Ant Open Source Ring-2.6-1T: Comprehensive Enhancement of Agent Execution Capability, Supporting two types of reasoning strength, high and xhigh.

date
15:40 15/05/2026
avatar
GMT Eight
On May 15th, Ant Financial officially announced the open sourcing of its flagship thinking model Ring-2.6-1T, which can handle billions of operations.
On May 15th, Ant Babel officially announced the open sourcing of its flagship mega-scale thinking model Ring-2.6-1T, and has released the weights on Hugging Face and ModelScope. Previously, the model was launched on OpenRouter and offered a limited-time free API experience. The goal of Ring-2.6-1T is not just to pursue larger parameter scales or higher single-point scores, but to cater to the real production environment that large models are entering: agent workflows, engineering development, scientific analysis, complex business systems, and enterprise automation processes. The model is specifically strengthened for agent scenarios, not only improving the quality of single answers, but optimizing the complete execution chain in real workflows: from task decomposition, step planning, tool invocation, context maintenance, to feedback correction and continuous progress in the execution process. Ring-2.6-1T introduces an adjustable Reasoning Effort mechanism, supporting two reasoning intensities: high and xhigh. The high mode is designed for more efficient agent workflows with high frequency, suitable for multi-round interactions, tool collaboration, task decomposition, and default production calls; while the xhigh mode is for high-difficulty complex reasoning tasks such as mathematics, scientific research, complex logical analysis, and multi-path exploration. Through the two configurations of high and xhigh, developers can dynamically allocate reasoning resources according to the nature of tasks: use high for daily workflow for higher efficiency, switch to xhigh for complex reasoning tasks to unleash maximum capabilities.
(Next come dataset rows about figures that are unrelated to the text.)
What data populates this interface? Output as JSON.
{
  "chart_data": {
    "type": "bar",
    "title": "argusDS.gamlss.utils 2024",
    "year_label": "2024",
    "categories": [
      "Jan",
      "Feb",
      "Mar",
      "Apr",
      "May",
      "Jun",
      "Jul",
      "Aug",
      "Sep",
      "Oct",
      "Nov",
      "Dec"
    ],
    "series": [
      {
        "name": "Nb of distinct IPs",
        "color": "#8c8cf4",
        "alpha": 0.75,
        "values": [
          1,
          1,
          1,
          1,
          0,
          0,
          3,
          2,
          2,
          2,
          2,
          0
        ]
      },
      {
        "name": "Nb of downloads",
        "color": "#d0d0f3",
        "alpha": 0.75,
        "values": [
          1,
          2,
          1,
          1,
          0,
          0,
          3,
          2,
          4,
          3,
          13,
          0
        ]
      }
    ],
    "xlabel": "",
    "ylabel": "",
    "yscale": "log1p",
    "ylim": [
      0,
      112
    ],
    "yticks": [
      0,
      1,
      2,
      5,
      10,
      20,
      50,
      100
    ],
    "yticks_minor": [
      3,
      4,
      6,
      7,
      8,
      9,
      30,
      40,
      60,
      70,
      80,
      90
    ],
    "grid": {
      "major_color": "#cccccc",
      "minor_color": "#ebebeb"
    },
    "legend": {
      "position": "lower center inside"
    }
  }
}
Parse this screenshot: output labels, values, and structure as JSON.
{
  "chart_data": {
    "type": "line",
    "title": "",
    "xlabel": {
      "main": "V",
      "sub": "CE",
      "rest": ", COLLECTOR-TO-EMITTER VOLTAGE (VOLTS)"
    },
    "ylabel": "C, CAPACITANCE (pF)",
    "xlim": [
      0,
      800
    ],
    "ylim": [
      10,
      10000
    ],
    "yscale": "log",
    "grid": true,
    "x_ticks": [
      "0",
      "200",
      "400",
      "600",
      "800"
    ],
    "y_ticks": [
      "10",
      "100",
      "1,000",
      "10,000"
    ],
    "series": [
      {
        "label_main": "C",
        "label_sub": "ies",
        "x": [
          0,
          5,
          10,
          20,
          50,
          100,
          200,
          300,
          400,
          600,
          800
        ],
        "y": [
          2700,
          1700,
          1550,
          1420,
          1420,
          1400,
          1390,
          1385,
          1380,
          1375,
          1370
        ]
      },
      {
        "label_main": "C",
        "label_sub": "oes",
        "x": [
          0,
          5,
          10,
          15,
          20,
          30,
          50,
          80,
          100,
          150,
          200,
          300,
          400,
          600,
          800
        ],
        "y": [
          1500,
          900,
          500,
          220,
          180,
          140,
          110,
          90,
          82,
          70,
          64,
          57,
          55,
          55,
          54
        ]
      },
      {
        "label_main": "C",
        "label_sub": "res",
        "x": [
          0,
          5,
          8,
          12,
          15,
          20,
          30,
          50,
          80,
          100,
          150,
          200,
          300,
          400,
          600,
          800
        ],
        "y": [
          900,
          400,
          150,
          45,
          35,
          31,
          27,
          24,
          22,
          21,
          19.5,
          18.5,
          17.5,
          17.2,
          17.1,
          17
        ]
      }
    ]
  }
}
In terms of training, Ring-2.6-1T adopts an asynchronous (Async) reinforcement learning training architecture, decoupling policy sampling from parameter updates into independent pipelines, achieving a significant increase in training throughput and resource utilization: parallel execution of sampling and updating greatly improves GPU utilization, and training efficiency is increased several times; supporting longer training cycles: the decoupling architecture naturally adapts to large-scale and long-term continuous training, avoiding training interruptions caused by synchronous bottlenecks.